The paper presents Sketchformer, a transformer-based network designed to enhance the representation of free-hand sketches captured as sequences of vector strokes. The authors aim to address the limitations of recurrent neural network (RNN) architectures like SketchRNN by leveraging the transformer architecture's ability to model long-range dependencies within sequences. Sketchformer is evaluated across multiple applications: sketch classification, sketch-based image retrieval (SBIR), and generative tasks such as sketch reconstruction and interpolation.
Methodology
Sketchformer builds on the Transformer architecture introduced by Vaswani et al., integrating three main variations of input representation: continuous stroke representation, dictionary-learned tokenization, and spatial grid tokenization. These variations aim to balance the temporal and spatial complexities inherent in sketch data.
The core innovation lies in employing the self-attention mechanism of transformers to create a dense sketch embedding from stroke sequences. By adapting and modifying the encoder-decoder structure of the transformer, Sketchformer learns a compact and effective representation that encodes the salient features of sketches in a multi-task learning framework.
- Sketch Classification: Sketchformer demonstrates superior performance in sketch classification over the publicly available QuickDraw dataset. The variant using dictionary-learned tokenization (TForm-Tok-Dict) achieves a mean average precision (mAP) increase of 6% compared to RNN-based methods like SketchRNN and derivatives. This confirms the effectiveness of the transformer in capturing intricate structures within sketches.
- Generative Sketch Modeling: The authors highlight significant improvements in reconstruction accuracy for complex sketches with extended stroke sequences. Tokenized representations, particularly TForm-Tok-Dict, enable stable and plausible interpolations both within and between sketch classes. These findings emphasize the capabilities of transformers in handling generative tasks traditionally challenging for LSTMs due to their limited sequence modeling capacity.
- Sketch-Based Image Retrieval (SBIR): For SBIR tasks, the integration of Sketchformer with dual sketch and image embeddings yields improved retrieval performance on large datasets like Stock10M. The representation learning includes a triplet-based approach that aligns sketch and image data within a shared embedding space, enhancing retrieval precision compared to competing methods.
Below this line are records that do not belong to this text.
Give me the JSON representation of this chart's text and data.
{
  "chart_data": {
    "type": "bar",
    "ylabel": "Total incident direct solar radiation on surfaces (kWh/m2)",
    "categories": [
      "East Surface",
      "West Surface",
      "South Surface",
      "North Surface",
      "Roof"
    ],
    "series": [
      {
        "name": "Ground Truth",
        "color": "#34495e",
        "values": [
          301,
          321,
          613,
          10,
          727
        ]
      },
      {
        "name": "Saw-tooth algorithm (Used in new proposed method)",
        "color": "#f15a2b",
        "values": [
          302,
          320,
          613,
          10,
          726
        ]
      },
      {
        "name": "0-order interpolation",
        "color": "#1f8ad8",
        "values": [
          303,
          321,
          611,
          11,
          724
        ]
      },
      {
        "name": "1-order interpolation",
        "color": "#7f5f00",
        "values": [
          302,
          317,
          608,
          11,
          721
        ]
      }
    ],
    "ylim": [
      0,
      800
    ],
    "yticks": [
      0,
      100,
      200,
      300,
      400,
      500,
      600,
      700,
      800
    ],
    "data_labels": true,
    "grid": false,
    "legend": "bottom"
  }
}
Implications and Future Directions
Sketchformer elevates the prospect of using transformer architectures for tasks beyond language modeling, particularly in domains requiring complex temporal-spatial interactions. The findings suggest promising applications in sketch synthesis, cross-modal retrieval, and beyond.
The adoption of transformer networks for stroke sequence modeling could progress further by exploring the continuous variant's broader application scope, incorporating advancements from natural language processing into vector graphics processing. Further, this could enable novel applications that fuse sketches with other modalities, such as text or photographs, providing fertile ground for research into sketch-driven generative tasks like image creation.
Overall, Sketchformer offers a compelling alternative to traditional RNN-based approaches, unlocking new possibilities for sketch understanding and manipulation through a robust, transformer-based modeling paradigm.